In Distanza di sicurezza di Samanta Schweblin si percepisce una sensazione fisica di sconcerto. Come se si entrasse in una casa dal pavimento inclinato, i nostri sensi percepiscono lo smarrimento di chi non capisce esattamente cosa stia succedendo ma ne rimane affascinato.
Distanza di sicurezza di Samanta Schweblin
Alla presentazione del film Super 8 qualche anno fa JJ Abrams, produttore-regista tra i più interessanti della sua generazione, rispose, alla domanda sul perché nel suo film che raccontava l’invasione di New York da parte di un mostro non si vedesse mai il mostro, con l’affermazione che mentre si cerca di salvarsi da un pericolo non tentiamo di avere la foto migliore dell’assassino. Si cerca di salvarsi.
Qualcuno potrebbe dire in media res, subito dentro le cose senza un’introduzione e senza troppi fronzoli. Insomma ci sono racconti, storie, film che non si prendono la briga di presentare il perché e il per come del proprio raccontare, vanno dritte al sodo, presentandoci le emozioni di chi sta vivendo una tragedia.
Questo è sicuramente il caso di Samanta Schweblin che, almeno in questo libro, ci prende per il collo e ci porta dritta dritta verso il centro della questione: la paura, l’angoscia, il tetro.
Spendiamo giusto due parole per presentare Samanta Schweblin: argentina che vive a Berlino, scrittrice che in breve tempo è riuscita ad imporsi come una delle protagoniste di una nuova forma letteraria. Non è esagerato cercare una nuova categoria per i romanzi di Samanta Schweblin, perché basta leggere qualche pagina dei suoi libri per provare quel senso di spaesamento e smarrimento che ci fa sentire di fronte a qualcosa di veramente nuovo.
Nel caso di Distanza di sicurezza si percepisce una vera sensazione fisica di sconcerto. Come se si entrasse in una casa dal pavimento inclinato, i nostri sensi percepiscono uno smarrimento che, se da un lato lascia la sensazione di non capire esattamente cosa stia succedendo, dall’altro affascina e trascina pagina dopo pagina.
Inferno di emozioni
Una donna inizia un monologo, ma non è sola. Vicino a lei c’è un bambino, un’entità, un essere. I due iniziano a raccontare parti oscure del loro passato dove si incrociano superstizione, malattia, angoscia. Angoscia per la morte, angoscia per la sensazione di non poter controllare esattamente il susseguirsi degli eventi che ci toccano.
La distanza di sicurezza e quel legame che la madre protagonista del racconto crede essere indissolubile fra sé e la propria bambina.

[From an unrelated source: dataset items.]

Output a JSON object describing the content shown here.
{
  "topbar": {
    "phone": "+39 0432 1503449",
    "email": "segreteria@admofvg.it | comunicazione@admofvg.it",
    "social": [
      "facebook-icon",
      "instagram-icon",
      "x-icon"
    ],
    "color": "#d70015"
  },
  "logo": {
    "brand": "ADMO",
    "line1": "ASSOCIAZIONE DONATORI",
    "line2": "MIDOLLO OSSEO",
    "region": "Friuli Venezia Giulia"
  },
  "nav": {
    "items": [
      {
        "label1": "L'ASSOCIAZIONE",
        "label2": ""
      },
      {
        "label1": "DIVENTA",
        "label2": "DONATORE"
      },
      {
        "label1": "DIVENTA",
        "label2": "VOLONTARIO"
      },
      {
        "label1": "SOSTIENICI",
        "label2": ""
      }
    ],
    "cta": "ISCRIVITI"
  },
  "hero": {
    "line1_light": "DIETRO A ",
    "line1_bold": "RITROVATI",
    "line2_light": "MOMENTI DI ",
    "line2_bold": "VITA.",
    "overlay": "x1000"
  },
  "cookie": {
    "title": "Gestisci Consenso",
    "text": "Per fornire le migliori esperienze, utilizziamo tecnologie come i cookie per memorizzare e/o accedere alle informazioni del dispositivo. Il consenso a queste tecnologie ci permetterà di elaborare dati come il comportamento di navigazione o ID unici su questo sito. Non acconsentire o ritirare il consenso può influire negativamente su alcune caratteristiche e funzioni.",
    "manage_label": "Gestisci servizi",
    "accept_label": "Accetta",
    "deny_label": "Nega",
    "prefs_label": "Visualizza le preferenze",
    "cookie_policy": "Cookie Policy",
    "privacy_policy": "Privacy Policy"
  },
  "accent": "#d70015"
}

Una sorta di cordone ombelicale invisibile che trascina e rassicura le due donne nel tempo, oltre gli eventi.
Poco importa definire i nomi e i ruoli nel libro, certo ci sono, ma la cosa più importante da cogliere sono i racconti riemersi che continuamente si rincorrono durante tutto la narrazione.
Cosa è importante in un racconto o in un fatto che ci accade? È importante riconoscerlo prima di tutto, sapere che quello che sta accadendo è esattamente il “momento”. “Il momento esatto è in un dettaglio, bisogna capire quale” dice ad un certo punto David, il bambino con metà anima che interloquisce con la protagonista, ed è qui che riconosciamo, tra la sfilza di immagini, un senso che è quello proustiano della ricostruzione a posteriori.
Certo nelle pagine di Distanza di sicurezza si trova molta letteratura argentina, con inserti al limite del magico e del surreale, ma non può non saltare agli occhi una certa propensione per i fantasmi e le presenze-non presenze tipiche del teatro di Ibsen.
Si potrebbe dire che è un thriller dove non c’è un omicidio, oppure un dialogo psicanalitico a cui manca la struttura, ma non è importante dare una definizione alla letteratura di Samanta Schweblin. L’importante è godersi l’inferno di emozioni in cui riesce a trascinarci.